La Première ministre britannique Theresa May a tenu une nouvelle série de négociations avec les dirigeants de l’Union européenne à Bruxelles jeudi, après que l’accord qu’elle avait conclu avec son gouvernement en juillet ait été officiellement rejeté mercredi soir par l’UE.

Les pourparlers sur les conditions de la sortie (Brexit) du Royaume-Uni de l’Union européenne ont terminé dans l’impasse, principalement à propos du statut de l’Irlande du Nord pendant et après la période de transition jusqu’au Brexit complet commençant le 29 mars de l’année prochaine.

Dans ce qui est maintenant devenu une humiliation de routine, May n’a eu que 15 minutes pour parler mercredi soir avant que les 27 de l’UE (sans le Royaume-Uni) ne suspendent la séance pour dîner et discuter davantage du Brexit entre eux.
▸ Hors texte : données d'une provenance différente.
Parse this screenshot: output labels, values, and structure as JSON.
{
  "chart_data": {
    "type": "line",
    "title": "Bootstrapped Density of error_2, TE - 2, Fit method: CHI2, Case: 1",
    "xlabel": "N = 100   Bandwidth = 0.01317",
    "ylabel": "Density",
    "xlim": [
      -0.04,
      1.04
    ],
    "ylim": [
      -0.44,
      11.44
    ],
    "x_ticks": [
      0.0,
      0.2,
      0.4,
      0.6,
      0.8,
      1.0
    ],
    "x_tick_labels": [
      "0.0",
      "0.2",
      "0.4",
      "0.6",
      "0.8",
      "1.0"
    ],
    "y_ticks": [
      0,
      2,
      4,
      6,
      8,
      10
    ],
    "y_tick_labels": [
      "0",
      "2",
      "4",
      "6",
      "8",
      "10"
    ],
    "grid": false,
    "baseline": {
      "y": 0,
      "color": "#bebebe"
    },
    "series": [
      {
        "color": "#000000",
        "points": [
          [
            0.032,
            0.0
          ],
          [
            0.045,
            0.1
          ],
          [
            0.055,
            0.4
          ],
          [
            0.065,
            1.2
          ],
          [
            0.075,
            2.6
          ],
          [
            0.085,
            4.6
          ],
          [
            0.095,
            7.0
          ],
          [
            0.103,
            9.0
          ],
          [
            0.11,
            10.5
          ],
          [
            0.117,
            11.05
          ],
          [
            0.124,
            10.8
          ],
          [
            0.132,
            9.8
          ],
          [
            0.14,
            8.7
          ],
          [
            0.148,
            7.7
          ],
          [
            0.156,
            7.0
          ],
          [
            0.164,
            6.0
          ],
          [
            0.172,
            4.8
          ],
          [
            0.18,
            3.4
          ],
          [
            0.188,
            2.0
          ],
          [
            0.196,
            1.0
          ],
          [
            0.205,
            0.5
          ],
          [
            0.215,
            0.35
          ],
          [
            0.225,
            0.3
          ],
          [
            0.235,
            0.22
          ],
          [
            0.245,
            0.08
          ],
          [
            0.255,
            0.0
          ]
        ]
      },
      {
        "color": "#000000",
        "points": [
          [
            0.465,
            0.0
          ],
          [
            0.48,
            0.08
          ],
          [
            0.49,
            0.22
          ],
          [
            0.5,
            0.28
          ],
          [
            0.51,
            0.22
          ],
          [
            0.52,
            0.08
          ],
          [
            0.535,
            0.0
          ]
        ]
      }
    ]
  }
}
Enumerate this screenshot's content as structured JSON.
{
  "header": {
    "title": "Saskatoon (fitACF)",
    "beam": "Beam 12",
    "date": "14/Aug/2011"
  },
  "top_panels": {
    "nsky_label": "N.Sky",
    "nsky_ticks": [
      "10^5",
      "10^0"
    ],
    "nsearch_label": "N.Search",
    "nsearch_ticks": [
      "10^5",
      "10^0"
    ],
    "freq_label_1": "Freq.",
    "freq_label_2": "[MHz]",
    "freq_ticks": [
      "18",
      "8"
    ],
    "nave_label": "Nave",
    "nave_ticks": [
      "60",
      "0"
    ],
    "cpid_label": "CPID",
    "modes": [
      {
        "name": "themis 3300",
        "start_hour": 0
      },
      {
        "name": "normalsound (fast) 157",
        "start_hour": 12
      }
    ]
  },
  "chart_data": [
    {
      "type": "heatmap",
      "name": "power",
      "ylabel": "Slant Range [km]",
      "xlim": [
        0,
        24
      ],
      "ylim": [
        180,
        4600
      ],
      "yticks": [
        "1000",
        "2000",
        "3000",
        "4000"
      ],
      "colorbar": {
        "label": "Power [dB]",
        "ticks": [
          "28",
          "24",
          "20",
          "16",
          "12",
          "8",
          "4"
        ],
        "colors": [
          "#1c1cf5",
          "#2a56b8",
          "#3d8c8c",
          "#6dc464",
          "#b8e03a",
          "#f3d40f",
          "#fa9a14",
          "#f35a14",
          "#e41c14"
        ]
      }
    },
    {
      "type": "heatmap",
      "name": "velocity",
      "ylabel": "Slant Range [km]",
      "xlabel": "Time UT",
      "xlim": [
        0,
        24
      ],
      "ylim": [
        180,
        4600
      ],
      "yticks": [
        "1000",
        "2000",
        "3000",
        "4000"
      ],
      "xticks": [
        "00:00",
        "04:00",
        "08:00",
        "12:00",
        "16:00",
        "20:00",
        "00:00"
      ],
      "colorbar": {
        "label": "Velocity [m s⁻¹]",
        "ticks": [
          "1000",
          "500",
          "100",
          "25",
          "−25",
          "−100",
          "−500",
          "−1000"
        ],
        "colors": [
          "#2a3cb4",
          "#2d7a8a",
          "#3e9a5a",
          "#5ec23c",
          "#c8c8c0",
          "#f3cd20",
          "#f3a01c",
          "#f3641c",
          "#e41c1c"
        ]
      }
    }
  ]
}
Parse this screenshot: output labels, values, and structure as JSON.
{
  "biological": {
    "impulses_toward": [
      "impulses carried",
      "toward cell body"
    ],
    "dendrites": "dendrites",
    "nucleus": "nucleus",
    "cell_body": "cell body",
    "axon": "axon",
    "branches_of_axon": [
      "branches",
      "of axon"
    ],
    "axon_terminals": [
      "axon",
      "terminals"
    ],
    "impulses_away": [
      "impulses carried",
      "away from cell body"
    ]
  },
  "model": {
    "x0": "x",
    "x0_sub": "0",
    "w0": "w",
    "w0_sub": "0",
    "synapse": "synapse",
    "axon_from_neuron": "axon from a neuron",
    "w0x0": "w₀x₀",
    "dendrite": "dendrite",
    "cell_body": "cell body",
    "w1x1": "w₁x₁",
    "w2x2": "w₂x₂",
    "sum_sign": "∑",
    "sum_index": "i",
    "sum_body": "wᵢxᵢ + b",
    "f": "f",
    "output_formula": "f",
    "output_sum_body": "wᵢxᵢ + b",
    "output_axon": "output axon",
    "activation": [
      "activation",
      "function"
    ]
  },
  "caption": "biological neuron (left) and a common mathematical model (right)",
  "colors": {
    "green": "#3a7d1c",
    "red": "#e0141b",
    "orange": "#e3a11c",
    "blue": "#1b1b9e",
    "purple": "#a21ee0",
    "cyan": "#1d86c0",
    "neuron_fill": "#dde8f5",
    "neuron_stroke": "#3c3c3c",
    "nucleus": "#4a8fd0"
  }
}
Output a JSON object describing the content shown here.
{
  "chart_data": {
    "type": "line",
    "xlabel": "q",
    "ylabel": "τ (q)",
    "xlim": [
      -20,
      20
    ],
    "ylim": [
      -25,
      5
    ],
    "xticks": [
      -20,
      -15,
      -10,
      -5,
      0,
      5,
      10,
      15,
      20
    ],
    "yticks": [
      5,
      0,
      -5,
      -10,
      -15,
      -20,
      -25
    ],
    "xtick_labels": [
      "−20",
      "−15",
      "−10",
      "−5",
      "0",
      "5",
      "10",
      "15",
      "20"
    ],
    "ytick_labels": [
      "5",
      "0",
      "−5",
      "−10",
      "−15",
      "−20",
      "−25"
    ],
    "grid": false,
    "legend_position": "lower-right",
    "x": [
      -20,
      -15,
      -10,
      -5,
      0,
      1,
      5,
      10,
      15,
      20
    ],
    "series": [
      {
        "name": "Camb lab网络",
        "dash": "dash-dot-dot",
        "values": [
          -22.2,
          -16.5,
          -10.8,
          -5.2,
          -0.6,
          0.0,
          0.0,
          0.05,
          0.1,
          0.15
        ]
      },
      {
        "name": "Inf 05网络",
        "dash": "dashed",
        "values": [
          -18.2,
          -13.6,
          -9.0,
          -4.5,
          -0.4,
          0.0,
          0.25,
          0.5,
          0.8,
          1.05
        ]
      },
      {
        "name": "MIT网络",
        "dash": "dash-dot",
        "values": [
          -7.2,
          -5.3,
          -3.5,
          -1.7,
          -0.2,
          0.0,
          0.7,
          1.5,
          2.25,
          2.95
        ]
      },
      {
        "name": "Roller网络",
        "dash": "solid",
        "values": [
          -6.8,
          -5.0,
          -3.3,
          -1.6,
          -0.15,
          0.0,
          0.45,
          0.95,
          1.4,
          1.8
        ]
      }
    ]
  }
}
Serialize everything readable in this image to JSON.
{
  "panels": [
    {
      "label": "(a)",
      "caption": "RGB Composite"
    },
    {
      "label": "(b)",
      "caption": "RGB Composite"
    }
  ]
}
Avant l’arrivée de Theresa May, l’UE avait déjà déclaré que les progrès réalisés étaient insuffisants pour justifier la convocation d’un sommet extraordinaire prévu les 17 et 18 novembre pour finaliser un accord.

La chancelière allemande Angela Merkel a déclaré que les négociations étaient dans l’impasse et que May devait revenir avec de « nouvelles idées ». Une source diplomatique a déclaré qu’elle avait insisté pour que l’UE « tienne bon » contre le Royaume-Uni dans les prochaines semaines. Le chancelier autrichien Sebastian Kurz a déclaré que tout progrès pourrait prendre « des semaines ou des mois ».

Pour May, le temps lui est compté. Une dernière réunion en décembre est possible, mais si cela est exclu, l’échéance pour une sortie en mars est impossible, car tout accord doit être ratifié par les 27 parlements membres de l’UE.

Il y a un débat ouvert sur le fait que la période de transition britannique post-Brexit, prévue pour 21 mois se terminant le 31 décembre 2020, sera prolongée d’un an. Dans une tentative désespérée de calmer les conservateurs en faveur d’un « Brexit dur » (sans accord), qui rejettent de telles initiatives, May a déclaré : « Ce ne serait que pour quelques mois, et en tous cas on ne s’attend pas à ce que cela entre en jeu, car nous travaillons de sorte que nos relations futures soient en place d’ici à la fin de 2020 ».

Une sortie de l’UE sans accord où le Royaume-Uni n’aura plus d’accès au marché unique et à l’Union douanière est contestée par de sections dominantes des affaires. L’organisation d’employeurs de la Confederation of Business Institute a déclaré : « La nécessité d’un compromis entre les deux parties pour convenir d’un accord de retrait et garantir la période de transition est attendue depuis longtemps […] Si une prolongation de la période de transition facilite la conclusion d’un accord de sortie, il convient de s’en féliciter ».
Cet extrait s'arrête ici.